The cement industry supports a rigorous, transparent, mandatory, nationally consistent energy and greenhouse reporting system supported by legislation and intergovernmental agreement. Such a system should define the data set, clearly distinguish what data submitted in the reporting system can be accessed by which classes of government agencies, specify rules under which certain data can be publicly disclosed, and include mechanisms to enforce those rules and assure confidentiality when warranted. The cement industry supports the use and further development of AGO’s OSCAR program.
Secondary Materials and Resource Efficiency
The cement industry is at the forefront of resource efficiency initiatives, which have been achieved through research and development programs and innovation.

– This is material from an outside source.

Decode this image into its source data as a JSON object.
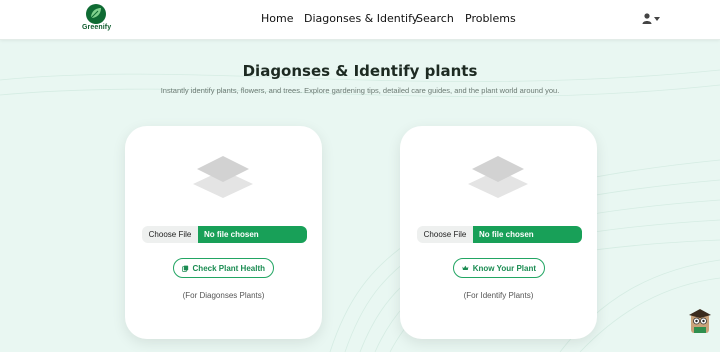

The versatility of the cement manufacturing process enables the safe use of certain secondary materials from other manufacturing processes, and has resulted in the progressive uptake of supplementary cementitious materials or SCMs (materials which exhibit cementitious properties in the presence of lime released during the hydration of cement), non-traditional or alternative raw materials (materials containing calcium, silica, alumina or iron), and non-traditional or alternative fuels (having calorific value and in some cases recyclable raw material components).
The cement industry believes that the following issues are key imperatives to drive improved resource efficiency in Australia:
- The redrafting or replacement of the current suite of waste management related legislation to incorporate the critical principles of “material value” and “resource efficiency”;
- A national approach to waste management and resource efficiency regulation. We consider that a harmonised national approach to the assessment of secondary materials is critical and would hope that such an approach might then address the regulatory impediments to resource efficiency that this industry has experienced; read our review of the Productivity Commission’s draft report “Waste Management”
- The judicious use of market interventions that address only the identified market failure.